Georgia Rules: Texas Franchise Tax is an Income Tax
The Georgia Tax Tribunal ruled that the Texas Franchise Tax is an income tax for the purposes of the adjustment to federal adjusted gross income permitted to resident owners of pass-through entities.
In one of its more significant decisions since becoming active on Jan. 1, 2013, the Georgia Tax Tribunal (the “Tribunal”) ruled that the Texas Franchise Tax (the “TFT”) is a tax “on or measured by income” for purposes of the adjustment to federal adjusted gross income (“FAGI”) permitted to resident owners of pass-through entities. 
In this case, the taxpayer owned an interest in an LLC that did business in Texas. The LLC filed the entity-level TFT report and paid the TFT, which is based on the LLC’s margin that is apportioned to Texas. An LLC’s margin (prior to apportionment) equals the lesser of (i) total revenue minus cost of goods sold, (ii) total revenue minus compensation, or (iii) 70 percent of total revenue.  The taxpayer reported his FAGI (which included his share of the LLC’s income) on his Georgia resident individual tax return and then reduced FAGI based on the amount of income that was subject to the TFT in accordance with the Georgia statute that permits an adjustment to FAGI “for the entity’s income taxed in another state which imposes on the entity a tax on or measured by income.”  The Georgia Department of Revenue (the “Department”) denied the adjustment based on its view that the adjustment is allowed only if the tax paid by the entity is on or measured by net income.

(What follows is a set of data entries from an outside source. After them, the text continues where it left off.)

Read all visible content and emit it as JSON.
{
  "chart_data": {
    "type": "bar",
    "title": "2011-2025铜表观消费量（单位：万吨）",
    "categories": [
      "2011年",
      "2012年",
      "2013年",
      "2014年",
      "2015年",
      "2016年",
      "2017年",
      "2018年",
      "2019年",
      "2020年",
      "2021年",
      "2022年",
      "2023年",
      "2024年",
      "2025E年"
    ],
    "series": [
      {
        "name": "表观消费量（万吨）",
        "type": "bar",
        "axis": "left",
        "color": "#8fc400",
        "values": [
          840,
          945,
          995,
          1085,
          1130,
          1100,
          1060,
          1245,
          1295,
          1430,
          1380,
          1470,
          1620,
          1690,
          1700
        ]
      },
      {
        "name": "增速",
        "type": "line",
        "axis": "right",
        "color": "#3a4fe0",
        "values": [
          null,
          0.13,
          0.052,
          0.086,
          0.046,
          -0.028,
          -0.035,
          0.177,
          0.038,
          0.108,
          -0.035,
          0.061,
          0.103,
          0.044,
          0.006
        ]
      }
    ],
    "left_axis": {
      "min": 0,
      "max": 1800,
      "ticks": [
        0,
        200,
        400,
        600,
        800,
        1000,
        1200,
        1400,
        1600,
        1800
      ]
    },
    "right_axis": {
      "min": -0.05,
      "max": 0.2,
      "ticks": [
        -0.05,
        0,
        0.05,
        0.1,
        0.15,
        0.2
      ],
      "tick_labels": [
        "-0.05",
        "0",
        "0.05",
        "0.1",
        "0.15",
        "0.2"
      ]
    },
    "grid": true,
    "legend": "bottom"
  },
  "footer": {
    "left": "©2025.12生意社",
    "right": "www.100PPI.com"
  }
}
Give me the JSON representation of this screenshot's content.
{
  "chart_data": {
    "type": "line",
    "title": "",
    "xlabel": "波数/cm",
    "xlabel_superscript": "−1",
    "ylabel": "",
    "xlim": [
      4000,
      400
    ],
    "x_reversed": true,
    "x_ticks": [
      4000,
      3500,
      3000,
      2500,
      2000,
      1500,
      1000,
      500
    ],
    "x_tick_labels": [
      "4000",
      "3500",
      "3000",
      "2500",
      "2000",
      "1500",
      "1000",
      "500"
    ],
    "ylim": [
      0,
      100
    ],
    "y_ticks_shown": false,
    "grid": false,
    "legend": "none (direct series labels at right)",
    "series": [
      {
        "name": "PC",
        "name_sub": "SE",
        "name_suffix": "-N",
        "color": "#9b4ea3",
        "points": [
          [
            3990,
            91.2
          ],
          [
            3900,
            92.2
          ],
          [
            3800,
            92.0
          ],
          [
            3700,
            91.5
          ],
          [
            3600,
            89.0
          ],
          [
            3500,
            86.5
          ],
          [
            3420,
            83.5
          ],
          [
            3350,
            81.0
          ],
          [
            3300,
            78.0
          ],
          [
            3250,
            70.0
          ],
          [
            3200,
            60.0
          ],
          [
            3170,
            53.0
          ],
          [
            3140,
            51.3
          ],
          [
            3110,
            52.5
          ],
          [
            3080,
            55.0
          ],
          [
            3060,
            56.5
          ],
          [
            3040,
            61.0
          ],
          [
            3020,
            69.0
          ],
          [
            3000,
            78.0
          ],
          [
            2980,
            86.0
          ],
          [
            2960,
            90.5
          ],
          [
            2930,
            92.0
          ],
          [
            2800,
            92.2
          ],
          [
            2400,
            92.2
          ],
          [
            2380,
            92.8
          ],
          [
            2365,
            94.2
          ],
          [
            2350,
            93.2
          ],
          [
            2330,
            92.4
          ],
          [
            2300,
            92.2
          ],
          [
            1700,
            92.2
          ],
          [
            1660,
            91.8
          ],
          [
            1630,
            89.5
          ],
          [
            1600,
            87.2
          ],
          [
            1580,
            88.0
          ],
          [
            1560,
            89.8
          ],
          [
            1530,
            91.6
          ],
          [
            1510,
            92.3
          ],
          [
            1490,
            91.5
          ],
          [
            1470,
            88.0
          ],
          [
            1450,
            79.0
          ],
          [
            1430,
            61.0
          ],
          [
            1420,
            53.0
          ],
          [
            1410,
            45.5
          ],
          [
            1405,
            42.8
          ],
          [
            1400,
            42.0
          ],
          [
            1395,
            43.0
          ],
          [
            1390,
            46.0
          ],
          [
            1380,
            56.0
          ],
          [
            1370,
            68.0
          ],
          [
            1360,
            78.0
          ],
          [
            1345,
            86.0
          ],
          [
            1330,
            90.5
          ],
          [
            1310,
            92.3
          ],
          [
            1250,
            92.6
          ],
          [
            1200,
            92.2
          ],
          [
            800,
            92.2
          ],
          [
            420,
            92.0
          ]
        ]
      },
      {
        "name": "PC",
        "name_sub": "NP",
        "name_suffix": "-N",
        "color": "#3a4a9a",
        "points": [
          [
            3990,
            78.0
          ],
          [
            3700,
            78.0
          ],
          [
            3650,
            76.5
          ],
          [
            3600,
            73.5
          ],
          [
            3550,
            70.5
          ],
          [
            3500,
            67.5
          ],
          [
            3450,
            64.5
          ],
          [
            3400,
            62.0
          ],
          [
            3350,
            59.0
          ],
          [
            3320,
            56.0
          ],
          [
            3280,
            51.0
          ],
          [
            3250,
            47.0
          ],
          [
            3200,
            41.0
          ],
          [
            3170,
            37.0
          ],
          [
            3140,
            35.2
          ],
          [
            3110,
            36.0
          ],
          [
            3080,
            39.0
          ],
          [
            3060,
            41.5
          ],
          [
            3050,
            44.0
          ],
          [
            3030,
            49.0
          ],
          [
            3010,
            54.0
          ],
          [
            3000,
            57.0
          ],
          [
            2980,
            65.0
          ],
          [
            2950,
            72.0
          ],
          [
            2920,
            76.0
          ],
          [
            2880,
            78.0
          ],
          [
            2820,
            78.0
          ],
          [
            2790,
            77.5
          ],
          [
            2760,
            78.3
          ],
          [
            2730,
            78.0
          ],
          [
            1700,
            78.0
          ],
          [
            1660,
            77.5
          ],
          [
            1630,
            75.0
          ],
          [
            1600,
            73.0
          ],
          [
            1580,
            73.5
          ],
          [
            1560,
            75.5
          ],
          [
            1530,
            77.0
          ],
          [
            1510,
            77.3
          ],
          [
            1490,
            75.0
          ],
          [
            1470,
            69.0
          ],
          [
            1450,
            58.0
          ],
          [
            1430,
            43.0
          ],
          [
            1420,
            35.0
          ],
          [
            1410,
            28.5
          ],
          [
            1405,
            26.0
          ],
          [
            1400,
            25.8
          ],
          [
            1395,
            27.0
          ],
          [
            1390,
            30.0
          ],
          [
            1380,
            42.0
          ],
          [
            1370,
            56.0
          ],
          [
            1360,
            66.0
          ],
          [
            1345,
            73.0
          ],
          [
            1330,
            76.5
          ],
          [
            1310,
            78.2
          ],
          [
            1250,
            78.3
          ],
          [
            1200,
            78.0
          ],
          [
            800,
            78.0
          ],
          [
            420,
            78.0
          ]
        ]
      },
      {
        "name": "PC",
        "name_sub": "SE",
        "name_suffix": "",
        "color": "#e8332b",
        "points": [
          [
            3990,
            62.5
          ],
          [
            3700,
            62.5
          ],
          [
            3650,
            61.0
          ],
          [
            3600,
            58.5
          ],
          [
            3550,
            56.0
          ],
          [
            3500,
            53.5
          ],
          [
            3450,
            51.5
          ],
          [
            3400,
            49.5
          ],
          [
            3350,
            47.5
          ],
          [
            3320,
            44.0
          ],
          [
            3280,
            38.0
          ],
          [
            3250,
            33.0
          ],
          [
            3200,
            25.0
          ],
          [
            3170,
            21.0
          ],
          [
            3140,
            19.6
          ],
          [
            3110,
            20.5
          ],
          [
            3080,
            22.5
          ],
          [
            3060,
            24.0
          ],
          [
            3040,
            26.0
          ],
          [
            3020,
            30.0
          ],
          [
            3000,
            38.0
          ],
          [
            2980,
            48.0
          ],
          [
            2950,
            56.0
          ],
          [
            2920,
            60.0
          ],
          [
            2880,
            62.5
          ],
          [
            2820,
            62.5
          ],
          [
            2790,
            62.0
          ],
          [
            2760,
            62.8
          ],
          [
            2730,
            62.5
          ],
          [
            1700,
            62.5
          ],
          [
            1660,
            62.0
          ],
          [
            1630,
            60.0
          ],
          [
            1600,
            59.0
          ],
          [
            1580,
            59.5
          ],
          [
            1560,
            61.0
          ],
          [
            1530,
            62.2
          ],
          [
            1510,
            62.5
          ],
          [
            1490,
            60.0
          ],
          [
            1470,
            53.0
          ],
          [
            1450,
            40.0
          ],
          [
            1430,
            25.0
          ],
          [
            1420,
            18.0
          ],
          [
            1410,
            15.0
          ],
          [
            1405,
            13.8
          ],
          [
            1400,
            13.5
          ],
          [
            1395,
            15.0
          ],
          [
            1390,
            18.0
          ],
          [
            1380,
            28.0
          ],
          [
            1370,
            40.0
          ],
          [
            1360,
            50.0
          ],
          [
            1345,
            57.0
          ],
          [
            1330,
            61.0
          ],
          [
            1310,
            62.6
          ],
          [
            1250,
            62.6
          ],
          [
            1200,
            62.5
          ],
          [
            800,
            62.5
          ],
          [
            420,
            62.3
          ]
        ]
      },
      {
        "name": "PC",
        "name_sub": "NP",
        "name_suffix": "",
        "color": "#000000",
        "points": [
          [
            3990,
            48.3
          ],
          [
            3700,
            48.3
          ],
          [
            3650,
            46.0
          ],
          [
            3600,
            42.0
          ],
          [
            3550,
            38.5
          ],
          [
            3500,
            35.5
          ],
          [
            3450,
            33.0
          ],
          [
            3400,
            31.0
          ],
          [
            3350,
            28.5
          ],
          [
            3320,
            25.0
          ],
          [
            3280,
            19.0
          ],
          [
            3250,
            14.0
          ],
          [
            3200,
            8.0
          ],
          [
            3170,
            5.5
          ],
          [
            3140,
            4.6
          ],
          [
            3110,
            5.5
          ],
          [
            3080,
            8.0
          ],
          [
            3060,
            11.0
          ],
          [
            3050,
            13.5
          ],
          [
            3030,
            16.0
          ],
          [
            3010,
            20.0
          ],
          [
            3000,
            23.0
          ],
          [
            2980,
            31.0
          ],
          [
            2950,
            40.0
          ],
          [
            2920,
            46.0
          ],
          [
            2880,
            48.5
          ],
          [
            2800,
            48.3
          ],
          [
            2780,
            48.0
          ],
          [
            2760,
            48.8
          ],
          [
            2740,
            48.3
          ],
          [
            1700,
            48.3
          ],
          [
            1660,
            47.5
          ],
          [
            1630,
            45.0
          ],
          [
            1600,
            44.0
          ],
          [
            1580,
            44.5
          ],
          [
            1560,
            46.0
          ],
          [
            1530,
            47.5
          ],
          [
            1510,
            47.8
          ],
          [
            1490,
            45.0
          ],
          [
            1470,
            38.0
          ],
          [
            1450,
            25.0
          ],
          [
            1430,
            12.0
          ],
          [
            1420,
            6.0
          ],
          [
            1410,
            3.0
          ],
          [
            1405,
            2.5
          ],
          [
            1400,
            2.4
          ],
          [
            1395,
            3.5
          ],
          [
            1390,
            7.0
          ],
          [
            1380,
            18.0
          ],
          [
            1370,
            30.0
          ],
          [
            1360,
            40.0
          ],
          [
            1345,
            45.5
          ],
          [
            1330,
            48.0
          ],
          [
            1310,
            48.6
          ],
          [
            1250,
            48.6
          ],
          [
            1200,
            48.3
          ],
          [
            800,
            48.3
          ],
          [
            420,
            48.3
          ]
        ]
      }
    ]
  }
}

In ruling for the taxpayer, the Tribunal rejected the Department’s interpretation of the statute based on the statute’s plain language, and refused to read the term “net” into the language. The Tribunal’s conclusion that the TFT is a tax “on or measured by income” was based on its analysis that the terms “income” and “gross income” are synonymous (and include all sources of income without regard to deductions or expenses) and that the TFT’s total revenue calculation includes basically all items of income that make up gross income under the Internal Revenue Code. Specifically, the Tribunal stated that the TFT “is thus on or measured by ‘income,’ whether the focus is on the ‘total revenue’ base or the ‘taxable margin’ base.” This language is significant since it raises the possibility that other state taxes measured by revenue (and without any deductions) may be eligible for the adjustment.
Resident individual taxpayers should review current and prior returns that are still within the three-year statute of limitations period and determine if they are eligible for refunds. Unfortunately, the Tribunal’s opinion did not address exactly how one computes that allowable adjustment under the statute. It is anticipated that the Department will issue a regulation to address this, although it is not clear when.
Contact Jeff Glickman, partner-in-charge of HA&W’s State and Local Tax practice, at [email protected] for more information.
 H. Alan Rosenberg v. Douglas J. Macginnittie, Commissioner, Georgia Department of Revenue, No. 1414626 (GA Tax Tribunal, Nov. 25, 2014).
 Effective Jan. 1, 2014, a fourth alternative to compute margin is available which equals total revenue minus $1 million. This case concerned tax years prior to 2014.
 Ga. Code Ann. § 48-7-27(d)(1)(C). This provision applies to owners of entities that are taxed as partnerships or disregarded for federal income tax purposes. A similar adjustment is permitted to resident shareholders of S-corporations under Ga. Code Ann. § 48-7-27(d)(1)(B).